Ayasofya’nın ibadete açılmış olmasının önemini anlamak yahut anlatmak için Erbakan Hoca’dan örnek vermeye lüzum yok ki! Aklıselim olan, yüreğinde zerre kadar da olsa iman taşıyan herkes bunun anlam ve önemini bilir zaten!
Hal böyle iken ne lüzumu var şimdi bu tarz çıkışların?
Gelgelelim SP Genel Başkan Yardımcısı Güneş’e:
Sayın Güneş!
Ayasofya ile Suriye arasında mukayese yapıyorsun madem; o halde Suriye’nin geldiği noktanın baş sorumlusunun, size 6’lı masayı kuranlar olduğunu da biliyor olman lazım!

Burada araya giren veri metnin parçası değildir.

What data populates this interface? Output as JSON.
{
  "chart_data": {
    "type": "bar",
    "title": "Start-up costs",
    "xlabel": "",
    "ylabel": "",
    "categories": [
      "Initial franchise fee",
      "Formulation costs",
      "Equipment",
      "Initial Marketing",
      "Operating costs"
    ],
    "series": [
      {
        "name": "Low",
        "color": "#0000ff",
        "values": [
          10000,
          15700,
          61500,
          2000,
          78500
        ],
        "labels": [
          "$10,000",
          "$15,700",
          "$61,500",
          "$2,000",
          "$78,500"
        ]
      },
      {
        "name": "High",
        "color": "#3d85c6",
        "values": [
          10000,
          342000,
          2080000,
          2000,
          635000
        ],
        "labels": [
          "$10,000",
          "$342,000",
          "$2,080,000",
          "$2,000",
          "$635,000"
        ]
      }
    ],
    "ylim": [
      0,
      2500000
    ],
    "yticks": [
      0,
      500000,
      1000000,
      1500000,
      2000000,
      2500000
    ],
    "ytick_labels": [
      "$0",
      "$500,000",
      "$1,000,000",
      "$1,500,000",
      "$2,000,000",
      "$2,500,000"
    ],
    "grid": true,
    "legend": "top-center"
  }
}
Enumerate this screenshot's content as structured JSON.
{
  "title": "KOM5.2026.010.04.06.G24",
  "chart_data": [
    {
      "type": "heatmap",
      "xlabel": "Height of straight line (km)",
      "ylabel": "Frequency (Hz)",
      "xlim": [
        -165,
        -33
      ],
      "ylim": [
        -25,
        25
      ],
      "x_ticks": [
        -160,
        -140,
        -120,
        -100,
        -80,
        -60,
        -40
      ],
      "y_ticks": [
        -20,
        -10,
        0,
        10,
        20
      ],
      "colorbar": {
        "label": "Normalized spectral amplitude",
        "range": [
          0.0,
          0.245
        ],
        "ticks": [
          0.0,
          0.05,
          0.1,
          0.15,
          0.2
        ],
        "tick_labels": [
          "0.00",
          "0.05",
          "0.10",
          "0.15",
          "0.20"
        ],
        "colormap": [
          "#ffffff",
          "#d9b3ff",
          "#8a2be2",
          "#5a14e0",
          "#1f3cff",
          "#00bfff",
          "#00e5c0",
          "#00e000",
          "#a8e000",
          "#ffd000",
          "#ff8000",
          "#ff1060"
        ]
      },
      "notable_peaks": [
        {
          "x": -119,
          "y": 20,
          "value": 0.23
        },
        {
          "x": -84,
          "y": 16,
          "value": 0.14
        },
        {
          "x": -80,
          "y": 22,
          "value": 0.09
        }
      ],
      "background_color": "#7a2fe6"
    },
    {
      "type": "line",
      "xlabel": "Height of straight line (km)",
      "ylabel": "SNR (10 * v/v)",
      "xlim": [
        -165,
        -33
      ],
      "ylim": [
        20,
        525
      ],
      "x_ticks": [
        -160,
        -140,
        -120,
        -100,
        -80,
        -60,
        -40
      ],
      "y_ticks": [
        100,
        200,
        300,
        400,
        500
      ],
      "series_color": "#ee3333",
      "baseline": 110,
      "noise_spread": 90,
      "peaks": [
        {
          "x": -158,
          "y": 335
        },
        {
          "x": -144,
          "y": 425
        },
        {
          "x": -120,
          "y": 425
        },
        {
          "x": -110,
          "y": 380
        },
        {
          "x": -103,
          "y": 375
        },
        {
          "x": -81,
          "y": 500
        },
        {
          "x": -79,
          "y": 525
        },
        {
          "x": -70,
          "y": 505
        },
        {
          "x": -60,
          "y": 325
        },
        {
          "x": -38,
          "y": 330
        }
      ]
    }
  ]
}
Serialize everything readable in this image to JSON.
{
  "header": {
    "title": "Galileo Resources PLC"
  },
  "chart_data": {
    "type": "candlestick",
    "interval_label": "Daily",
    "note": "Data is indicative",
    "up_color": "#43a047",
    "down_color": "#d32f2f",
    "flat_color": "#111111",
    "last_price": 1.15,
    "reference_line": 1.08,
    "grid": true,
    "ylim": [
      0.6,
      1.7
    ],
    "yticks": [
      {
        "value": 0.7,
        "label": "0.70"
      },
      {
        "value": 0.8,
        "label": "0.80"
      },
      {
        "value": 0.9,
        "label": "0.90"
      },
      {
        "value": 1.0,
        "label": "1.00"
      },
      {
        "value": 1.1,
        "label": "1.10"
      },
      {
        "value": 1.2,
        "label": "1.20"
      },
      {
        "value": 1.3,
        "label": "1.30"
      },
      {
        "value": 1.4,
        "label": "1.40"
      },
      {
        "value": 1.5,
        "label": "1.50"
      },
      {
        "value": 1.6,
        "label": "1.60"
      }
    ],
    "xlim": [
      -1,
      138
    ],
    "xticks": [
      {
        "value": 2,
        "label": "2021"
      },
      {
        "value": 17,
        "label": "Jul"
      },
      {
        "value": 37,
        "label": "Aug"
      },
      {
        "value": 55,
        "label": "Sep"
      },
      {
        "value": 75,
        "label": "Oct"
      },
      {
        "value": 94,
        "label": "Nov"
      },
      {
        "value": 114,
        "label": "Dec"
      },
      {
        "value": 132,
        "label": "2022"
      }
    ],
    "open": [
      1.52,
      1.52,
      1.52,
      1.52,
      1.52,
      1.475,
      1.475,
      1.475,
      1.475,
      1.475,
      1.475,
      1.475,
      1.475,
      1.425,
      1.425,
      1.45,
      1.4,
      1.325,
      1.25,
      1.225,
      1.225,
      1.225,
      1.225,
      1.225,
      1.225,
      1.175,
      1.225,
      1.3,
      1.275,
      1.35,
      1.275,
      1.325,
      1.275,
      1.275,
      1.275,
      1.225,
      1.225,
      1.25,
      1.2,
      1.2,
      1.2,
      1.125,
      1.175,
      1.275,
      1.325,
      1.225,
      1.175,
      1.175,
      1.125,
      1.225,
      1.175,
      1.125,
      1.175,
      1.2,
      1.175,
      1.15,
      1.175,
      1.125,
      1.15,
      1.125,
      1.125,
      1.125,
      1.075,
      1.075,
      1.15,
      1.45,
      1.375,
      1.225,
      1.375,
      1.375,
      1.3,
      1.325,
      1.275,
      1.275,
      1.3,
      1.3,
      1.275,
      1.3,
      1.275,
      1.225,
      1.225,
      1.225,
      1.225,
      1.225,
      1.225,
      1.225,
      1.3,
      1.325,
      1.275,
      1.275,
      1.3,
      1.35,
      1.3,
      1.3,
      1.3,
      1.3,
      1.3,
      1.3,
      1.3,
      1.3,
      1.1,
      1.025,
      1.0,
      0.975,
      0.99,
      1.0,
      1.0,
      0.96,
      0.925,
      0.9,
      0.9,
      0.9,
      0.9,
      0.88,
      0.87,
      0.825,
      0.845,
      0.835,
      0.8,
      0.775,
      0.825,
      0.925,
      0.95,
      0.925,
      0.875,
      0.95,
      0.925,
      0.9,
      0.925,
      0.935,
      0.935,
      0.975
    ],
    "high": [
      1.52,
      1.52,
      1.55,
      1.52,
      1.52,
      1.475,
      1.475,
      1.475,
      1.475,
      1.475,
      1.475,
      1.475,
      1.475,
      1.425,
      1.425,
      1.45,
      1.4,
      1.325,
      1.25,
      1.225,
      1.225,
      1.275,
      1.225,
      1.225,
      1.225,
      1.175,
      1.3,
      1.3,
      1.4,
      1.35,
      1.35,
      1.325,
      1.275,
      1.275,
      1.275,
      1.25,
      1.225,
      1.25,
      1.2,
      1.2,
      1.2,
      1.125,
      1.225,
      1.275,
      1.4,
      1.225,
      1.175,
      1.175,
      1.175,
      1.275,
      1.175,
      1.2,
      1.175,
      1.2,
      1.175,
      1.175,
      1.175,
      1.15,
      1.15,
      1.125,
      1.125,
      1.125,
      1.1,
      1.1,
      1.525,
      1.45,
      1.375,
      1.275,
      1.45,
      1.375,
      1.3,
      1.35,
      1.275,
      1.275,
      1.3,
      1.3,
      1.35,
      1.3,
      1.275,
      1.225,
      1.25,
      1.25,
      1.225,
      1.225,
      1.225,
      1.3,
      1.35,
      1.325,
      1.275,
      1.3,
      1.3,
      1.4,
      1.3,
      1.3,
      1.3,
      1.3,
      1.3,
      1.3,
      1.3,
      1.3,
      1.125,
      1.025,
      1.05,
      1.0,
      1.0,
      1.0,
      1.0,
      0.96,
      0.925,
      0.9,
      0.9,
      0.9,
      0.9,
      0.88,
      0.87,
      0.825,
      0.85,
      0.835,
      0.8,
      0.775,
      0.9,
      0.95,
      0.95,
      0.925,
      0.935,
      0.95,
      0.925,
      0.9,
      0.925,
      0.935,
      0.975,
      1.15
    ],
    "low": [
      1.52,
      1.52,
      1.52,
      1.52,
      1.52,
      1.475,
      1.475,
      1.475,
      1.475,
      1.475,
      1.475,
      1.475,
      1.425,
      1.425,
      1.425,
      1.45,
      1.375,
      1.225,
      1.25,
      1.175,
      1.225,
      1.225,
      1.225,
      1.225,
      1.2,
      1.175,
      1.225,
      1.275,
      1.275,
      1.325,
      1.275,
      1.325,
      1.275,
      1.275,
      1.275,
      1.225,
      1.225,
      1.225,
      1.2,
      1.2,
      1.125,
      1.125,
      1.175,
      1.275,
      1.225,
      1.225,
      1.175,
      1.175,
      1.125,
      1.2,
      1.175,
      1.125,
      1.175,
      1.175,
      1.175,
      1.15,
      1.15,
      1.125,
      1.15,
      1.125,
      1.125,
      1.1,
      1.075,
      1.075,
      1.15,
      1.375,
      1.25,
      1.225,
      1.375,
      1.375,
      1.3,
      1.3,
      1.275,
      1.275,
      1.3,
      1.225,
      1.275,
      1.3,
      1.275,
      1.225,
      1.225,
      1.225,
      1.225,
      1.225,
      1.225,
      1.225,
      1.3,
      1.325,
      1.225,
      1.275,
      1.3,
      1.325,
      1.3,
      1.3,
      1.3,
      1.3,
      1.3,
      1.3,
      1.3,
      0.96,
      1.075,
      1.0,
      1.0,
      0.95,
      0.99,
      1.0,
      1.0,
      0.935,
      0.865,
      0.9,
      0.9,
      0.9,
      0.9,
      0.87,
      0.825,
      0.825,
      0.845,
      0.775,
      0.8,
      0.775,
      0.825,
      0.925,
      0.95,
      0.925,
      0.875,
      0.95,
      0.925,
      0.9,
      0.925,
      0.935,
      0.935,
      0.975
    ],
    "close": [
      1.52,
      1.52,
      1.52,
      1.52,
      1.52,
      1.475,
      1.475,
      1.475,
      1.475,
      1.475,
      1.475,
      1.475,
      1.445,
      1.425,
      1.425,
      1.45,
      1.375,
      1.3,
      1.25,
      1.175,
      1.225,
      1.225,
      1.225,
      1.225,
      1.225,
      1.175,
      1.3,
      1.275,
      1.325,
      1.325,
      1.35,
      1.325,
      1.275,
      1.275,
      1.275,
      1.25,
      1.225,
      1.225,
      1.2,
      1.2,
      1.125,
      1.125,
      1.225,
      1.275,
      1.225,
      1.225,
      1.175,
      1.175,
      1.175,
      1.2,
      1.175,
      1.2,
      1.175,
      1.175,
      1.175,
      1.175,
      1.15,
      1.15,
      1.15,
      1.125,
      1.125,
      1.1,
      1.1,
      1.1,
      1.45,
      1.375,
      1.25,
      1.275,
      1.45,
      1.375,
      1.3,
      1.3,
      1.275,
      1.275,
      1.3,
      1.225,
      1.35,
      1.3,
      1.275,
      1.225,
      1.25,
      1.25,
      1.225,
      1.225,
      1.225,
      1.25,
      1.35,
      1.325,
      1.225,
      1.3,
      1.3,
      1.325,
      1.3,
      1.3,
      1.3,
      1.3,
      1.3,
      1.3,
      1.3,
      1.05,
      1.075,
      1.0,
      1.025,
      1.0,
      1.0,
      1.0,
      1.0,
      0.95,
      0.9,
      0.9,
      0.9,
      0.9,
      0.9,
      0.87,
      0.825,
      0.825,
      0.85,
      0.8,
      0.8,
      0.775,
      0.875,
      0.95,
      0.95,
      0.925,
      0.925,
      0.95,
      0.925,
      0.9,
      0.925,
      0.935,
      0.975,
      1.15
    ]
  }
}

Suriye’yi mahvetme meselesine gelince:
Türkiye’nin Suriye’de izlediği politika; PKK denilen hain terör örgütüne vurulan en büyük darbedir ve sen buna “Suriye’yi mahvetmek” diyorsan eğer; sana da pes doğrusu!
Tamam, masanızın etrafında görünmeyen bir sandalye ve o sandalyede oturan bir HDP var, onu biliyoruz da…
Bari hiç olmazsa bunu kadar belli etme!
Uzun sözün kısası Sayın Turan ve Sayın Güneş…
Sizin gündeminiz bu olabilir belki ama milletin gündemi bu değil, halkın gündemi böyle değil…
Dolayısıyla bırakın Ayasofya’yı Suriye’yi de, dünyayı bir ateş gibi çevreleyen küresel ekonomik krize karşı ne yapabilir ve bu girdaptan hangi formülle kurtulabiliriz, ondan haber verin…
Tabi varsa sizin böyle bir gündeminiz?